Check Point Email Security | Blog

Netflix and Steal: New Attack Targets Streaming Credentials and Payment Info

Written by Jeremy Fuchs | September 16, 2020

If you're like most people over the six months, you've spent a lot of time watching and binging shows on Netflix.

Hackers are doing the same and they know you are too—which is why they're targeting your credentials and payment information.

The Attack: Avanan researchers discovered a new phishing email that looks like this: 

If you were to click on the "Update Account Now" link, you would be taken to a Blogspot page that uses the Netflix name and would have you enter your credentials and enter your credit card details.

We stopped this attack because it hit a few key indicators:

  • It was hosted on a Blogspot page
  • The domain name was unusually old
  • The nickname in the email said "Nelflix"

Though Avanan stopped this attack, it passed by Microsoft ATP scanners.

Why it Matters: As users continue to expand their online footprint, it provides more opportunities for credential harvesting attacks.

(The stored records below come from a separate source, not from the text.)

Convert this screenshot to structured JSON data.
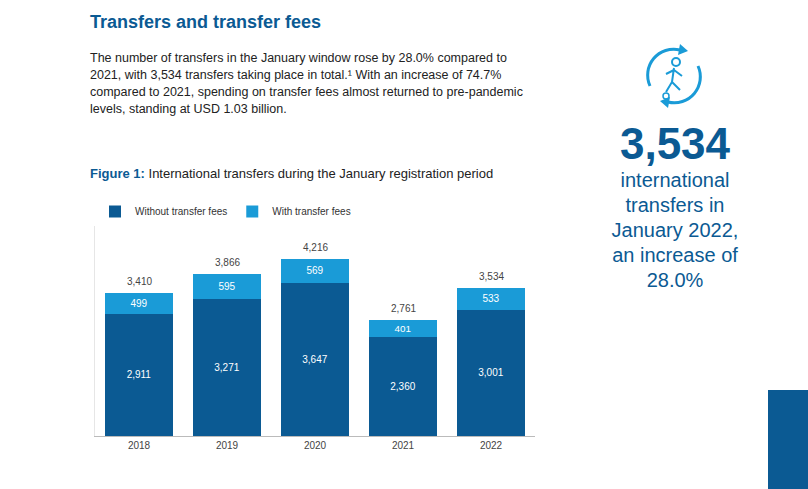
{
  "heading": "Transfers and transfer fees",
  "paragraph": "The number of transfers in the January window rose by 28.0% compared to 2021, with 3,534 transfers taking place in total.¹ With an increase of 74.7% compared to 2021, spending on transfer fees almost returned to pre-pandemic levels, standing at USD 1.03 billion.",
  "figure_label": "Figure 1:",
  "figure_title": "International transfers during the January registration period",
  "callout": {
    "number": "3,534",
    "lines": [
      "international",
      "transfers in",
      "January 2022,",
      "an increase of",
      "28.0%"
    ]
  },
  "chart_data": {
    "type": "bar",
    "stacked": true,
    "categories": [
      "2018",
      "2019",
      "2020",
      "2021",
      "2022"
    ],
    "series": [
      {
        "name": "Without transfer fees",
        "color": "#0b5a93",
        "values": [
          2911,
          3271,
          3647,
          2360,
          3001
        ],
        "value_labels": [
          "2,911",
          "3,271",
          "3,647",
          "2,360",
          "3,001"
        ]
      },
      {
        "name": "With transfer fees",
        "color": "#1a9bd7",
        "values": [
          499,
          595,
          569,
          401,
          533
        ]
      }
    ],
    "total_labels": [
      "3,410",
      "3,866",
      "4,216",
      "2,761",
      "3,534"
    ],
    "ylim": [
      0,
      5000
    ],
    "data_labels": true,
    "tick_labels": "x",
    "grid": false,
    "legend": "top left"
  }
}
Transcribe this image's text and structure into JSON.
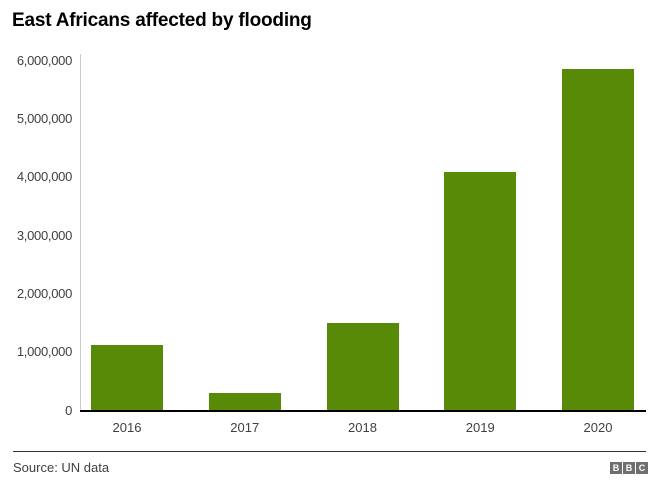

Already, credential harvesting is rising. According to the Verizon Data Breach Investigation Report, 37% of breaches stole or used credentials. Further, over 80% of breaches within hacking use lost or stolen credentials. And though this attack originated over email, as we've written before about SiteCloak Phishing, the battleground has expanded from the inbox to the web. End users have to be cognizant of every email and link they receive, especially from brands that they use. Even if it looks like it's from Netflix, it might not be.